Reading Jung: Psychology as Art

Reading Jung: Psychology as Art

I first read Jung in an introductory class taught by Robert Romanyshyn. His instruction for our reading was to take up Jung’s practice of hospitality toward psyche by noticing our reactions and journaling them. I now understand that the attitude of hospitality lives in Jung’s writing as an invitation to the same. Embracing the invitation, we open to how psyche is moving in the writing and in its reading. More than personal reflection, this is an act of engaged relationship

As Susan Rowland makes clear in Jung as a Writer (Routledge Press, 2005), the many figures of psyche find a voice in his writing; the writing embodies psyche. Hospitality is a well-oiled door that opens to a home for figures who knock to enter, to have their say and have what they say matter. The imaginal figure of Jung the writer dwells in the writing as one who, in his struggle to relate to psyche, arrives at hospitality as framing the most viable and fruitful space for relationship. The relationship that birthed their work lives in the writing as an invitation to the same. By virtue of this relationship, the work, process and product, is creative. To paraphrase Rowland, Jung’s words enact and perform the creativity of the psyche (ibid., p.2). If we read in an engaged manner, we participate in a creative act. The same is true of performing a piece of music written by someone else when the performer connects to the intent of what found its way into the work. The performance enacts the act of composition: composer and performer connect to and tend the creative impulse as it finds its way into the living work.
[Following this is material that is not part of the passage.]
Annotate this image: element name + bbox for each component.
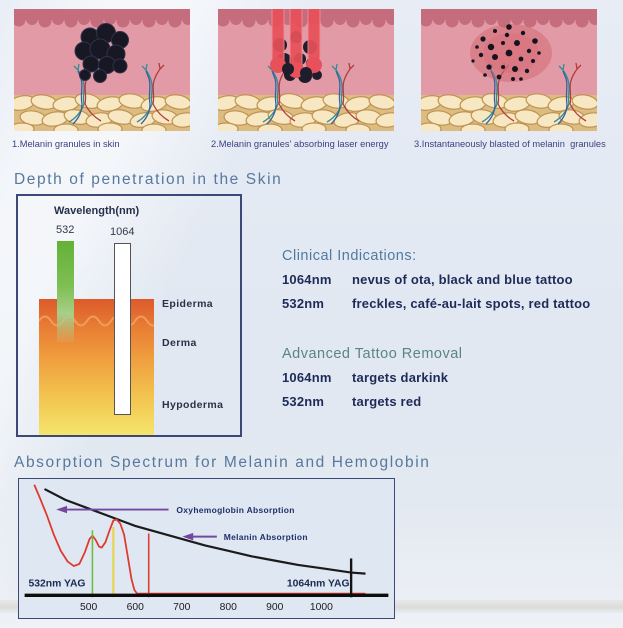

Our relationship with psyche is at the heart of creative acts. When what psyche offers matters to us we are inspired to enmatter the encounter. Being open and susceptible to what psyche offers is the beginning of creativity. Susceptible, we become imaginally malleable like clay. As we create we are figured by the emerging creative impulse–an intent that is in some sense not our own yet implicates us. This exemplifies what goes on all the time: psyche imagines us.

Our relationship to the emerging creative impulse lives in what we create. Our figural identity in the work lives in the work as an imaginal force that, particularly for those who stand susceptible before it, locates them in relationship to the work. As we open to a created work, it imagines us. As we read the writing psyche writes us. This is the power of Jung’s writing: it locates us in hospitable relationship to psyche which releases its generativity.

Ill at ease or at home, psyche dwells in language. When psychology is artful psyche thrives in its logos.

As soon as ideas cease being art they are dead to us.